Paul was also known as a fun-loving baseball fan. Following the Detroit Tigers’ World Series season of 2006, he co-founded the local sandlot baseball league Grown-Ass Baseball, a ragtag cast of amateur ballplayers who adopted the slogan “Two Teams, Nine Innings, No Hard Feelings … Just Baseball.”

Metro Times was there many a Sunday. It was basically The Bad News Bears meets The Battered Bastards of Baseball. For the next several summers, Paul could be found crouched behind the plate of some local baseball diamond some sunny Sunday morning, cracking wise and cloaked in "the tools of ignorance."

Quick-witted and hilarious, like so many of his Lincoln Park musical brethren, Paul often "worked blue" wherever he was and prided himself on getting the party started and keeping the laughter going.

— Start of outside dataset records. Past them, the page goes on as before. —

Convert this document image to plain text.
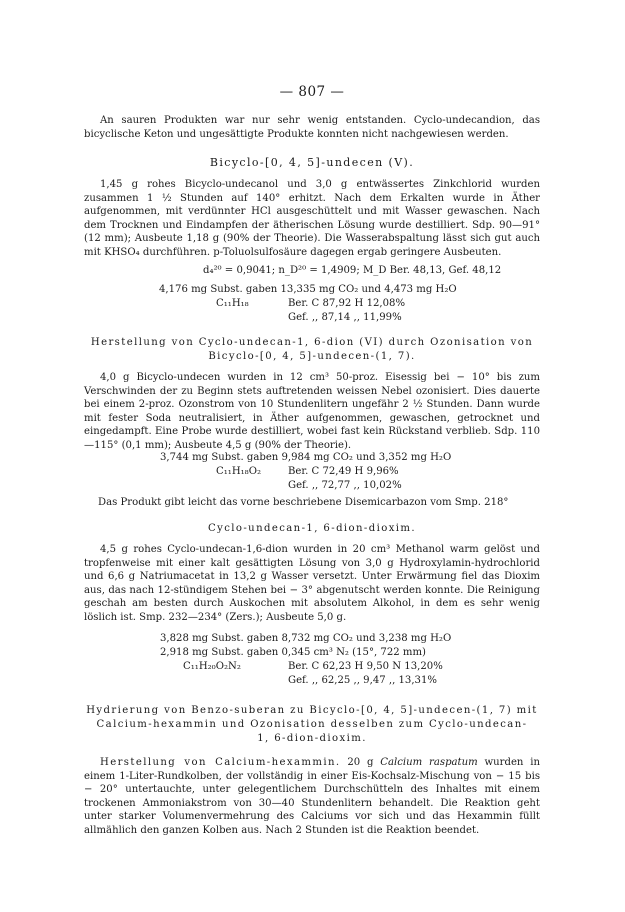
— 807 —

An sauren Produkten war nur sehr wenig entstanden. Cyclo-undecandion, das bicyclische Keton und ungesättigte Produkte konnten nicht nachgewiesen werden.

Bicyclo-[0, 4, 5]-undecen (V).

1,45 g rohes Bicyclo-undecanol und 3,0 g entwässertes Zinkchlorid wurden zusammen 1 ½ Stunden auf 140° erhitzt. Nach dem Erkalten wurde in Äther aufgenommen, mit verdünnter HCl ausgeschüttelt und mit Wasser gewaschen. Nach dem Trocknen und Eindampfen der ätherischen Lösung wurde destilliert. Sdp. 90—91° (12 mm); Ausbeute 1,18 g (90% der Theorie). Die Wasserabspaltung lässt sich gut auch mit KHSO₄ durchführen. p-Toluolsulfosäure dagegen ergab geringere Ausbeuten.

d₄²⁰ = 0,9041; n_D²⁰ = 1,4909; M_D Ber. 48,13, Gef. 48,12
4,176 mg Subst. gaben 13,335 mg CO₂ und 4,473 mg H₂O
C₁₁H₁₈	Ber. C 87,92 H 12,08%
Gef. ,, 87,14 ,, 11,99%
Herstellung von Cyclo-undecan-1, 6-dion (VI) durch Ozonisation von
Bicyclo-[0, 4, 5]-undecen-(1, 7).

4,0 g Bicyclo-undecen wurden in 12 cm³ 50-proz. Eisessig bei − 10° bis zum Verschwinden der zu Beginn stets auftretenden weissen Nebel ozonisiert. Dies dauerte bei einem 2-proz. Ozonstrom von 10 Stundenlitern ungefähr 2 ½ Stunden. Dann wurde mit fester Soda neutralisiert, in Äther aufgenommen, gewaschen, getrocknet und eingedampft. Eine Probe wurde destilliert, wobei fast kein Rückstand verblieb. Sdp. 110—115° (0,1 mm); Ausbeute 4,5 g (90% der Theorie).

3,744 mg Subst. gaben 9,984 mg CO₂ und 3,352 mg H₂O
C₁₁H₁₈O₂	Ber. C 72,49 H 9,96%
Gef. ,, 72,77 ,, 10,02%
Das Produkt gibt leicht das vorne beschriebene Disemicarbazon vom Smp. 218°
Cyclo-undecan-1, 6-dion-dioxim.

4,5 g rohes Cyclo-undecan-1,6-dion wurden in 20 cm³ Methanol warm gelöst und tropfenweise mit einer kalt gesättigten Lösung von 3,0 g Hydroxylamin-hydrochlorid und 6,6 g Natriumacetat in 13,2 g Wasser versetzt. Unter Erwärmung fiel das Dioxim aus, das nach 12-stündigem Stehen bei − 3° abgenutscht werden konnte. Die Reinigung geschah am besten durch Auskochen mit absolutem Alkohol, in dem es sehr wenig löslich ist. Smp. 232—234° (Zers.); Ausbeute 5,0 g.

3,828 mg Subst. gaben 8,732 mg CO₂ und 3,238 mg H₂O
2,918 mg Subst. gaben 0,345 cm³ N₂ (15°, 722 mm)
C₁₁H₂₀O₂N₂	Ber. C 62,23 H 9,50 N 13,20%
Gef. ,, 62,25 ,, 9,47 ,, 13,31%
Hydrierung von Benzo-suberan zu Bicyclo-[0, 4, 5]-undecen-(1, 7) mit
Calcium-hexammin und Ozonisation desselben zum Cyclo-undecan-
1, 6-dion-dioxim.

Herstellung von Calcium-hexammin. 20 g Calcium raspatum wurden in einem 1-Liter-Rundkolben, der vollständig in einer Eis-Kochsalz-Mischung von − 15 bis − 20° untertauchte, unter gelegentlichem Durchschütteln des Inhaltes mit einem trockenen Ammoniakstrom von 30—40 Stundenlitern behandelt. Die Reaktion geht unter starker Volumenvermehrung des Calciums vor sich und das Hexammin füllt allmählich den ganzen Kolben aus. Nach 2 Stunden ist die Reaktion beendet.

"Nobody did it better than Mark," says lifelong friend Scott Cheney, who'll deliver the eulogy Sunday afternoon. "I've been on many journeys with him — we did the backpacking thing in Europe, and wherever we went — it was just a different country but the same funny shit." 

After Paul discovered he had esophageal cancer in 2022, he informed his friends of his diagnosis by hiring the horror metal band Gwar to deliver the news via Cameo.

“The good news is Mark’s got fucking cancer,” the band said in its video message. “The bad news is he’s gonna be OK.”

click to enlarge Gwar breaks the news to Mark Paul's friends. - Screenshot via Cameo
Screenshot via Cameo
Gwar breaks the news to Mark Paul's friends.

“Only Mark would think to do that,” says longtime friend and drummer Steve Kay. “I remember I was in Massachusetts when I got that text — I watched it and it was, like, the strangest feeling … the hair stood up on the back of my neck, but I was laughing at the same time.”

Paul was also known for his creative Halloween costumes, dressing up over the years as Peter Griffin, Glenn Danzig, and Ken Bone.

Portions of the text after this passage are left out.